By Pauly Denetclaw:

Tears slowly built up behind my lashes as I explained to the group how I had almost wrecked that week’s radio show. The eyes of disappointment looked back at me while I explained my side of the story and it was hard to keep the tears from falling. I hate the feeling of failing, especially failing the people I’ve come to care about and respect. They were all counting on me and I let them down.

It was all my fault and I knew I messed up. Letting people see me truly vulnerable is difficult for me. I hide behind layers and layers to protect my shaky self-esteem. I overcompensate for skills I don’t have, to prove I’m good enough, and that was the problem.  

I didn’t call Kamaria for help. I didn’t tell Jason I was losing control. I didn’t call Roberta and tell her I wasn’t prepared for this—I just kept going even though I knew I couldn’t pull the show together. Audition wasn’t working correctly, the bed music didn’t sound right, the timing was off and I was too guarded to admit I couldn’t handle it.

I’ve always had problems with asking for help, but it never hurt anyone except for me. This time I needed to ask for help because others would be impacted by my actions. There’s a reason I didn’t play team sports or like working in groups for school projects. Having people count on me hasn’t always ended well.

During this radio production, all the bad aspects of my personality came out and now it was time to confront them. Roberta, the director for Generation Justice, looked at me and asked why I didn’t ask for help. I didn’t have an answer. I just looked to the ground and said “I don’t know.”

She continued to talk with me about the barriers I create with people when I’m asked about my abilities. Roberta was referencing my nature of abruptly ending conversations that were about my skill set.  After hearing this I took a moment to think about why I created a barrier between other people and myself.
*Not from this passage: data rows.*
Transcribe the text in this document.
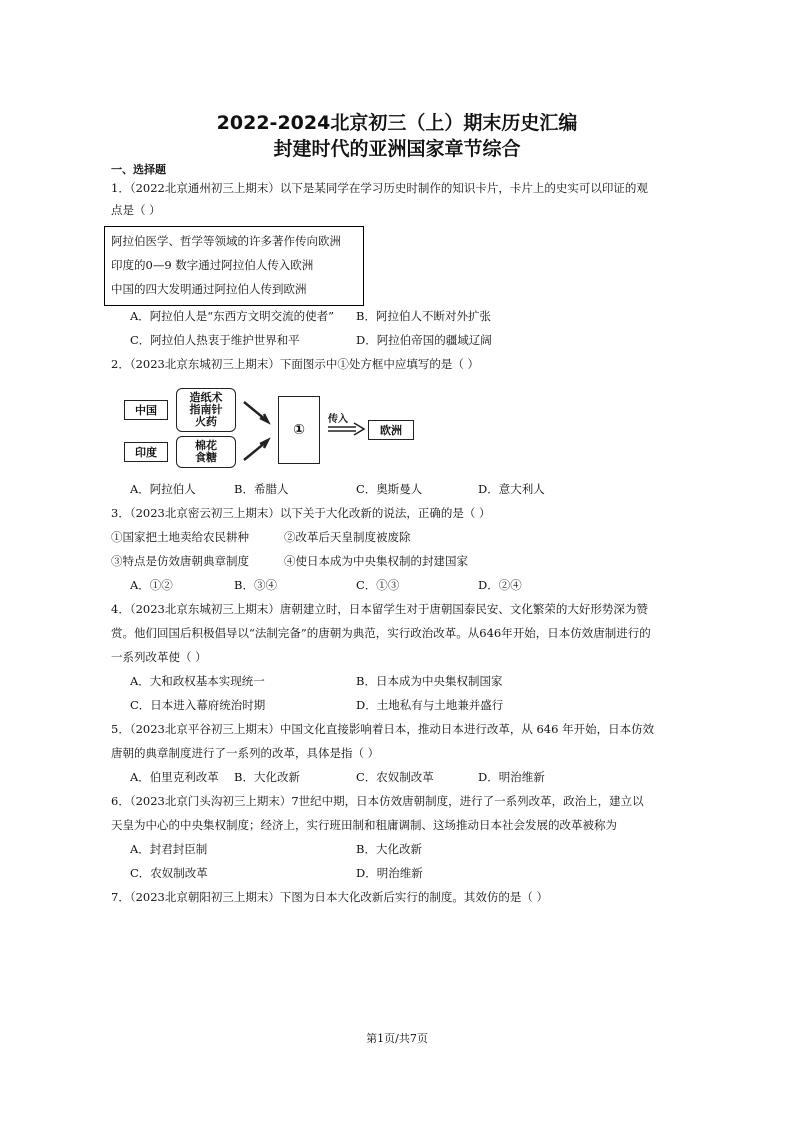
2022-2024北京初三（上）期末历史汇编
封建时代的亚洲国家章节综合
一、选择题
1．（2022北京通州初三上期末）以下是某同学在学习历史时制作的知识卡片，卡片上的史实可以印证的观
点是（ ）
阿拉伯医学、哲学等领域的许多著作传向欧洲
印度的0—9 数字通过阿拉伯人传入欧洲
中国的四大发明通过阿拉伯人传到欧洲
A．阿拉伯人是“东西方文明交流的使者” B．阿拉伯人不断对外扩张
C．阿拉伯人热衷于维护世界和平	D．阿拉伯帝国的疆域辽阔
2．（2023北京东城初三上期末）下面图示中①处方框中应填写的是（ ）
中国
造纸术
指南针
火药
印度
棉花
食糖
①
传入
欧洲
A．阿拉伯人	B．希腊人	C．奥斯曼人	D．意大利人
3．（2023北京密云初三上期末）以下关于大化改新的说法，正确的是（ ）
①国家把土地卖给农民耕种	②改革后天皇制度被废除
③特点是仿效唐朝典章制度	④使日本成为中央集权制的封建国家
A．①②	B．③④	C．①③	D．②④
4．（2023北京东城初三上期末）唐朝建立时，日本留学生对于唐朝国泰民安、文化繁荣的大好形势深为赞
赏。他们回国后积极倡导以“法制完备”的唐朝为典范，实行政治改革。从646年开始，日本仿效唐制进行的
一系列改革使（ ）
A．大和政权基本实现统一	B．日本成为中央集权制国家
C．日本进入幕府统治时期	D．土地私有与土地兼并盛行
5．（2023北京平谷初三上期末）中国文化直接影响着日本，推动日本进行改革，从 646 年开始，日本仿效
唐朝的典章制度进行了一系列的改革，具体是指（ ）
A．伯里克利改革 B．大化改新	C．农奴制改革	D．明治维新
6．（2023北京门头沟初三上期末）7世纪中期，日本仿效唐朝制度，进行了一系列改革，政治上，建立以
天皇为中心的中央集权制度；经济上，实行班田制和租庸调制、这场推动日本社会发展的改革被称为
A．封君封臣制	B．大化改新
C．农奴制改革	D．明治维新
7．（2023北京朝阳初三上期末）下图为日本大化改新后实行的制度。其效仿的是（ ）
第1页/共7页
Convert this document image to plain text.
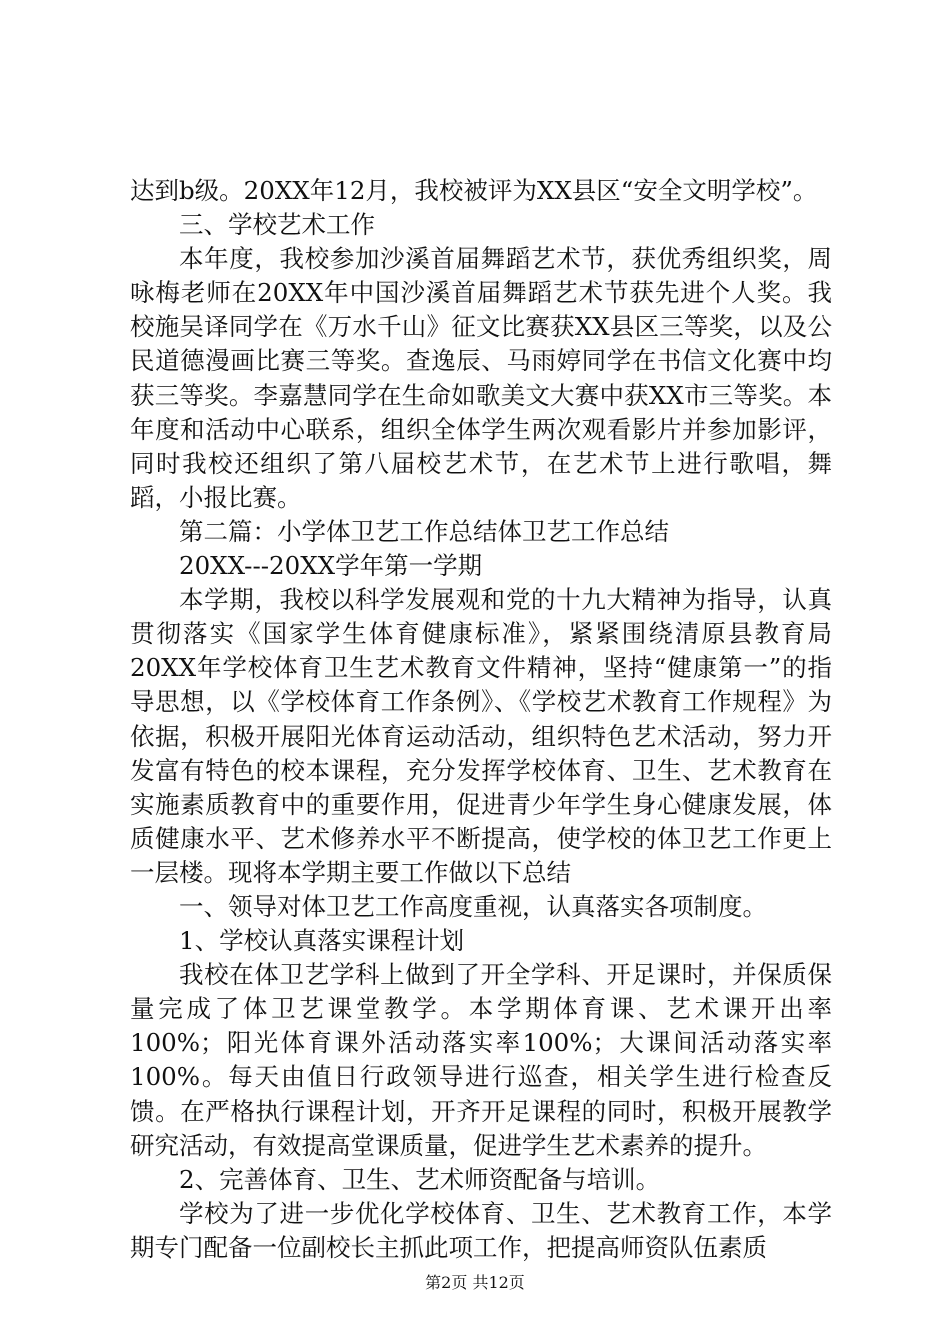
达到b级。20XX年12月，我校被评为XX县区“安全文明学校”。

三、学校艺术工作

本年度，我校参加沙溪首届舞蹈艺术节，获优秀组织奖，周咏梅老师在20XX年中国沙溪首届舞蹈艺术节获先进个人奖。我校施吴译同学在《万水千山》征文比赛获XX县区三等奖，以及公民道德漫画比赛三等奖。查逸辰、马雨婷同学在书信文化赛中均获三等奖。李嘉慧同学在生命如歌美文大赛中获XX市三等奖。本年度和活动中心联系，组织全体学生两次观看影片并参加影评，同时我校还组织了第八届校艺术节，在艺术节上进行歌唱，舞蹈，小报比赛。

第二篇：小学体卫艺工作总结体卫艺工作总结

20XX---20XX学年第一学期

本学期，我校以科学发展观和党的十九大精神为指导，认真贯彻落实《国家学生体育健康标准》，紧紧围绕清原县教育局20XX年学校体育卫生艺术教育文件精神，坚持“健康第一”的指导思想，以《学校体育工作条例》、《学校艺术教育工作规程》为依据，积极开展阳光体育运动活动，组织特色艺术活动，努力开发富有特色的校本课程，充分发挥学校体育、卫生、艺术教育在实施素质教育中的重要作用，促进青少年学生身心健康发展，体质健康水平、艺术修养水平不断提高，使学校的体卫艺工作更上一层楼。现将本学期主要工作做以下总结

一、领导对体卫艺工作高度重视，认真落实各项制度。

1、学校认真落实课程计划

我校在体卫艺学科上做到了开全学科、开足课时，并保质保量完成了体卫艺课堂教学。本学期体育课、艺术课开出率100%；阳光体育课外活动落实率100%；大课间活动落实率100%。每天由值日行政领导进行巡查，相关学生进行检查反馈。在严格执行课程计划，开齐开足课程的同时，积极开展教学研究活动，有效提高堂课质量，促进学生艺术素养的提升。

2、完善体育、卫生、艺术师资配备与培训。

学校为了进一步优化学校体育、卫生、艺术教育工作，本学期专门配备一位副校长主抓此项工作，把提高师资队伍素质

第2页 共12页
It was because I felt like I still needed to prove myself in everything I did. It was the voice of internal oppression telling me “you’re not good enough to be here,” “you’re worthless,” and “you need to work harder.” I was trapped in a box created by historical trauma and I carry that in me.

Roberta reminded me that I need to be aware of it but not let it hinder me. For so long it has controlled my every move. I almost didn’t apply for the Generation Justice fellowship because I didn’t think I would compete with the other candidates. I didn’t ask for help because that meant I wasn’t smart enough to figure it out. I had this voice telling me that I had to continually assert my competence.

Then Roberta said something I’ll never forget. She looked me in the eyes and with an open heart said “you don’t have anything to prove.” Suddenly I had this immense sense of relief. I really didn’t have anything to prove.

Having to ask questions and for help doesn’t mean I’m incompetent. It means I care about the quality of my work and doing it right the first time. Being able to communicate openly with people makes my job and their job easier.

Before this difficult conversation with Roberta I didn’t feel comfortable with the vulnerability that comes with asking for help or a question.  Now every time I have those moments where I want to push people away because I “can” handle it, I remember what she said to me.